Ways & Means Draft Exceeds TCJA Extension's Deficit Impact
Policy | Ten-Year Deficit Increase(-)/Decrease, Billions FY 2025-2034 | |||
---|---|---|---|---|
TCJA Extension | W&M Bill | W&M Bill Made Permanent | ||
Repeal Pease and AMT for Most Taxpayers | -$750 | -$750 | -$750 | |
Reduce Tax Rates | -$2,950 | -$3,150 | -$3,150 | |
End Personal Exemption, Expand Standard Deduction | -$150 | -$350 | -$650 | |
End Dependent Exemption, Expand Child Tax Credit | -$100 | -$200 | -$300 | |
Expand Pass-Through Deduction (199A) | -$650 | -$750 | -$750 | |
Increase Estate Tax Exemption | -$150 | -$200 | -$200 | |
Keep International Corporate Taxes Low | -$150 | -$150 | -$150 | |
Limit Itemized and Other Deductions | $1,450 | $450 | $400 | |
Preliminary CRFB Total | -$3,450 | -$5,100 | -$5,550 | |
Memo: JCT Revenue Estimate | n/a | -$4,920 | n/a |
Sources: Committee for a Responsible Federal Budget estimates, Congressional Budget Office, Tax Policy Center, Ways & Means Committee, Joint Committee on Taxation. Estimates are rough and rounded to the nearest $50 billion. Note: table has been updated to reflect JCT revenue estimate; line items are not apples-to-apples comparisons due to different stacking of provision estimates.
The draft would not only extend but also expand most parts of the TCJA. For example, extensions of tax rate cuts would be coupled with a further increase in most bracket thresholds – effectively undoing the original TCJA’s savings from indexing the tax code to the chained CPI. The estate tax exemption would also be increased from roughly $14 million to $15 million. And the 20 percent 199A pass-through deduction would be increased to 22 percent and expanded in other ways.
At the same time, the draft would temporarily boost the standard deduction by an additional $1,000 to $2,000 for four years and boost the Child Tax Credit by an additional $500 (from $2,000 to $2,500).

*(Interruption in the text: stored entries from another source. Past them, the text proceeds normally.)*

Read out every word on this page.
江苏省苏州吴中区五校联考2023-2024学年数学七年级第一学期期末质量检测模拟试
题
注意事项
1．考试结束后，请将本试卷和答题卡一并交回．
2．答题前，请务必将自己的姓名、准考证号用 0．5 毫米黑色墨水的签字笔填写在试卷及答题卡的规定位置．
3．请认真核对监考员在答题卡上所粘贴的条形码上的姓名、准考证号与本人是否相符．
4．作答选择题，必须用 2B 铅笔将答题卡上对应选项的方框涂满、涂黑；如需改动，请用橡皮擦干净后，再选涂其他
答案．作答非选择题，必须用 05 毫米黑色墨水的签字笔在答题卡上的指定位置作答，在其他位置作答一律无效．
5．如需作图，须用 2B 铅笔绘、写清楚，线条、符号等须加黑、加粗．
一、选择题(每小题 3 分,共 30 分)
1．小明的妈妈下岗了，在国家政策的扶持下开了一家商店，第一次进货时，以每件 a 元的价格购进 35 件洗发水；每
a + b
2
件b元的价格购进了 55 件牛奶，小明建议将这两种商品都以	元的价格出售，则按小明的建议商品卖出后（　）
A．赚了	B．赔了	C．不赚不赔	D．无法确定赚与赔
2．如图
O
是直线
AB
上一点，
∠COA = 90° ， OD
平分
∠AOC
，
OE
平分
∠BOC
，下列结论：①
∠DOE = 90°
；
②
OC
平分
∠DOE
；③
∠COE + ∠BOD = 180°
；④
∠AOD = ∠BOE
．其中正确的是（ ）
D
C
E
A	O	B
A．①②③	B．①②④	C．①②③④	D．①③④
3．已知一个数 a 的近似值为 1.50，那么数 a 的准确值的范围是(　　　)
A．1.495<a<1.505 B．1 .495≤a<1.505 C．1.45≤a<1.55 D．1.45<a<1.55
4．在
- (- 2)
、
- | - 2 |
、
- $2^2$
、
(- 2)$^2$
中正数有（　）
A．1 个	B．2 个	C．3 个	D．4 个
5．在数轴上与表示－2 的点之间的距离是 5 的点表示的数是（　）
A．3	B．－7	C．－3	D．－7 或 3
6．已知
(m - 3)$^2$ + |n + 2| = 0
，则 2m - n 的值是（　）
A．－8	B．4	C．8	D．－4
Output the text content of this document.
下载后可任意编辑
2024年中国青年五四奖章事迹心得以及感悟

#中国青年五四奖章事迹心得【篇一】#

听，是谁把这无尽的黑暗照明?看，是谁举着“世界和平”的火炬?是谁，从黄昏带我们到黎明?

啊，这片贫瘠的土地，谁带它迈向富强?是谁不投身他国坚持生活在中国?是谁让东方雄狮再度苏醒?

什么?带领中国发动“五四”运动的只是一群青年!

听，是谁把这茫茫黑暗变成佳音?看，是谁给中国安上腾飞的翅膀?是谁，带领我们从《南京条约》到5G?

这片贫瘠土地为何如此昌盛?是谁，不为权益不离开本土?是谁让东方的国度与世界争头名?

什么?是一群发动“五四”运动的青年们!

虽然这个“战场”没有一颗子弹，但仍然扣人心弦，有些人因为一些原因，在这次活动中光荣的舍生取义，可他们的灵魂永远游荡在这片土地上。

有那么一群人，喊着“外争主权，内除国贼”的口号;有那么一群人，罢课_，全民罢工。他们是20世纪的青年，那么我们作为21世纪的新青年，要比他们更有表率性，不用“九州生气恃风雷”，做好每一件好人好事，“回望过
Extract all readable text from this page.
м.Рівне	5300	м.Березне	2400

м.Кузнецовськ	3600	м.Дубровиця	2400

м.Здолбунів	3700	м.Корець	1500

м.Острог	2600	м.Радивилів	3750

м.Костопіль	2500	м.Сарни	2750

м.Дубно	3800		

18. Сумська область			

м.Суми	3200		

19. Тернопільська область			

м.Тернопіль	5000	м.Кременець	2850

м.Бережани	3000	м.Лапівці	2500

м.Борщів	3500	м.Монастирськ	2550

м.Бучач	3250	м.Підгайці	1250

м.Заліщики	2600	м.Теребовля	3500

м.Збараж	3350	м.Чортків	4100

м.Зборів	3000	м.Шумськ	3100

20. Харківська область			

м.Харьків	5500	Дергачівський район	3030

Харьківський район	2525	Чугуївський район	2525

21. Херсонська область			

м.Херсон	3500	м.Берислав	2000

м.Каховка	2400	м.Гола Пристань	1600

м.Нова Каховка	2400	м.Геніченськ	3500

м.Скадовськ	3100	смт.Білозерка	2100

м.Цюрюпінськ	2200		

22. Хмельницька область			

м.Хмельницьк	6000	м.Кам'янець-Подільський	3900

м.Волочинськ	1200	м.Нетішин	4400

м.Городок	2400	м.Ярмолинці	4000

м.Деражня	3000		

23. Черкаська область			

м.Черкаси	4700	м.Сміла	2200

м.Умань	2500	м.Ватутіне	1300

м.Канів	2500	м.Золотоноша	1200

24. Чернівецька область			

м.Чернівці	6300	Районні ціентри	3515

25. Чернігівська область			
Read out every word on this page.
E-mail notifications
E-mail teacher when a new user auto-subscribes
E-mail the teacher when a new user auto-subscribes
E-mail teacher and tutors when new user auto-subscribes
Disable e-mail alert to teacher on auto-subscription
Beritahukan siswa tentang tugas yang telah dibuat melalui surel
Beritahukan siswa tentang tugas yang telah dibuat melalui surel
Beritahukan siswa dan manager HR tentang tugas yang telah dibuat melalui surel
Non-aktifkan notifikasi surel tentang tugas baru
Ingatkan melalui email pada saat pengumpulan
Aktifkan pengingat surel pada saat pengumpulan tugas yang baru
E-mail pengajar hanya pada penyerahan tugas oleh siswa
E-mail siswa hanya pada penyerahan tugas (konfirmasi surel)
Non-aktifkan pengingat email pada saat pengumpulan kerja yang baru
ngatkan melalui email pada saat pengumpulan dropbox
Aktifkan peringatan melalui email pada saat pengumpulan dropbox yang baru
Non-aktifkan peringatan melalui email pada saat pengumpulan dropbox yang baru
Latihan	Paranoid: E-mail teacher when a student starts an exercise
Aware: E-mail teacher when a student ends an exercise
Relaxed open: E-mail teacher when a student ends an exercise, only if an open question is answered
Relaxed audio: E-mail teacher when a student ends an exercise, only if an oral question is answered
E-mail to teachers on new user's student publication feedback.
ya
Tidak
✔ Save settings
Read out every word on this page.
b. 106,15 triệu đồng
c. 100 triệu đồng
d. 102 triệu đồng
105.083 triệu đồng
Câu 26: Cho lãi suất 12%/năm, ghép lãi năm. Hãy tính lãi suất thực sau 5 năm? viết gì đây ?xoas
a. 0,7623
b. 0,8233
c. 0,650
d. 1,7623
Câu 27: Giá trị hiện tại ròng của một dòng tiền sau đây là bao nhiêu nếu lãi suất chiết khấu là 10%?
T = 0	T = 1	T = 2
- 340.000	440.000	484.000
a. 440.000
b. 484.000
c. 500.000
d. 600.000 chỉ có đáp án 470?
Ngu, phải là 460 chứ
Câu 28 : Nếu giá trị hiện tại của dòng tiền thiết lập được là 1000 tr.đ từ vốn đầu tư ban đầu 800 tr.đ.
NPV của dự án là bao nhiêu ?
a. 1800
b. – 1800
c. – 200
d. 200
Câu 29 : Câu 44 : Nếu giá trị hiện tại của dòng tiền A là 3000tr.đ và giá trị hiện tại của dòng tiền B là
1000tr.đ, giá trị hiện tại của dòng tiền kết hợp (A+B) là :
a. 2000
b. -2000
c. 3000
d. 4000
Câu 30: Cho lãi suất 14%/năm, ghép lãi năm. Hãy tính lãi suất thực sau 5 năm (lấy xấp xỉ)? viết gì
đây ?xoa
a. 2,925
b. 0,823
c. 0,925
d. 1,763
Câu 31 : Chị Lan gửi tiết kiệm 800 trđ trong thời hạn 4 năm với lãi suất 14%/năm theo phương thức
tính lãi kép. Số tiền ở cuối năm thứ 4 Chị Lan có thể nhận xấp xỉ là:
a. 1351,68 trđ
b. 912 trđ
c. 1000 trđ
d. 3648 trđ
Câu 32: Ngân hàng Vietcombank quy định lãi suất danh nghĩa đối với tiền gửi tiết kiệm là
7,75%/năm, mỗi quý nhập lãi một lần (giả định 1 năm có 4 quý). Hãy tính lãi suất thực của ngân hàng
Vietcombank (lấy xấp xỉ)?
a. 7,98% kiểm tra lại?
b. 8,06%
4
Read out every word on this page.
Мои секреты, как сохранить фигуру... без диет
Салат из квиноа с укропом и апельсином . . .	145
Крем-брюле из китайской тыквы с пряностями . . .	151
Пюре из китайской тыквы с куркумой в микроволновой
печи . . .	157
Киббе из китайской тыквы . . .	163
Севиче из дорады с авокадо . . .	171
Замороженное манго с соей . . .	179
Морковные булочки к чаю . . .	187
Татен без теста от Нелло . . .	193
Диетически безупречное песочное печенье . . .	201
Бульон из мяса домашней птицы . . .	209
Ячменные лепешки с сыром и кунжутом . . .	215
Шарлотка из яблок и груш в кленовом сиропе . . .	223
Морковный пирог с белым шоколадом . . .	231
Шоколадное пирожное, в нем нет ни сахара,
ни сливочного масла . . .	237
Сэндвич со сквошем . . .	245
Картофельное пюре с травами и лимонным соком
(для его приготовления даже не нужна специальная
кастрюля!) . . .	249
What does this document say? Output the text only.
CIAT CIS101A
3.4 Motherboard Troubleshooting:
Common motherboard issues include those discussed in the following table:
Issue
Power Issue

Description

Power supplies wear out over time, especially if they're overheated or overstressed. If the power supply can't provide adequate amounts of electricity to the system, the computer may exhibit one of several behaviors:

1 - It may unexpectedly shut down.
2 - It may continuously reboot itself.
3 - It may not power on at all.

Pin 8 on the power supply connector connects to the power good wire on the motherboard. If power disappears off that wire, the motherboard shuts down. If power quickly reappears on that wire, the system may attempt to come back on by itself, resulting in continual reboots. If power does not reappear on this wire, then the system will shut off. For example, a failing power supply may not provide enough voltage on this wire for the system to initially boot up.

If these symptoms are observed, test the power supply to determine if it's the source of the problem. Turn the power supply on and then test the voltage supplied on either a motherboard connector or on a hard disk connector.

We estimate these expansions will add about $300 billion to the deficit impact of extension as written but roughly $700 billion if made permanent.
Our estimates of these provisions and their permanency are very rough and preliminary, but they represent the order of magnitude we expect the Joint Committee on Taxation would estimate.
If added to the other reconciliation bills released so far and including interest, released parts of the reconciliation bill would add roughly $6 trillion to the debt as written and $7 trillion if made permanent. Without further offsets, that would boost debt to 134 percent of Gross Domestic Product (GDP) by 2034, compared to 117 percent under current law. As we’ve shown before, such high levels of borrowing could substantially boost interest rates, slow economic growth, and spark a debt spiral. Lawmakers should make the necessary adjustment to proposed tax extensions and offsets to ensure the final bill does not add to the debt or rely on budget gimmicks.